Upload to the CS Homework system on or before midnight on Tuesday, March 22. (Typed, not handwritten. It should be plain text, MS Word, or PDF.)

Before you begin, write a one-paragraph summary of what your project application domain is. In other words, remind me of your project and what you promised to do in it. Also, if I gave you comments, corrections, or suggestions about Part 2 of your project, address those modifications first, before you proceed with Part 3. (If your ER diagram required change, you will need to submit the changed ER diagram as part of Part 3.)

To Do: Convert your ER diagram to relations. Do not normalize yet. (We have not covered database normalization in class yet.) Follow the procedures taught in class and described in the textbook. For your solution, submit a list of relation schemas. Write down the schema as a series of SQL "create table" commands, in correct syntax, as shown in textbook examples. (See Section 5.3.2, particularly page 159) Attach an up-to-date copy of your ER diagram (modified and corrected based on our comments, if required) to your answer.

What to turn in: Email or paper copies of ER diagram and resulting relations. (Relation definitions typed.) Including the ER diagram is required, so that I can verify that you did the conversion correctly. Identify your group by your project title and the team members. As always, note any additional constraints or restrictions that your domain possesses that are not reflected in your model.
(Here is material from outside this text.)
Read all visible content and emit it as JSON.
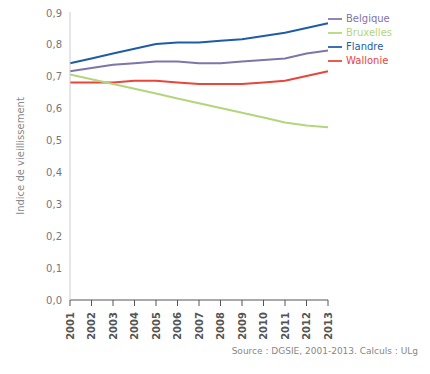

Required but not graded: Include one sentence per group member summarizing each group member's contribution to Project Part 3. These sentences will be required in all project parts from here on. They are not for part of any student grades. They will be used to monitor group dynamics.


Common Mistakes:

  1. Unrealistic data type selection:

    For those students who consider 20 (or 10, or 30) characters enough to store a human name, please take a look at the full name of Pablo Picasso, the famous painter.

    When selecting a data type for an address, consider the names of these places before you decide that 30 characters is enough to store a full address.

    There are less than ten billion people on the planet, at present. Eleven decimal digits would be needed to uniquely identify all presently alive. Very few businesses will have that many customers.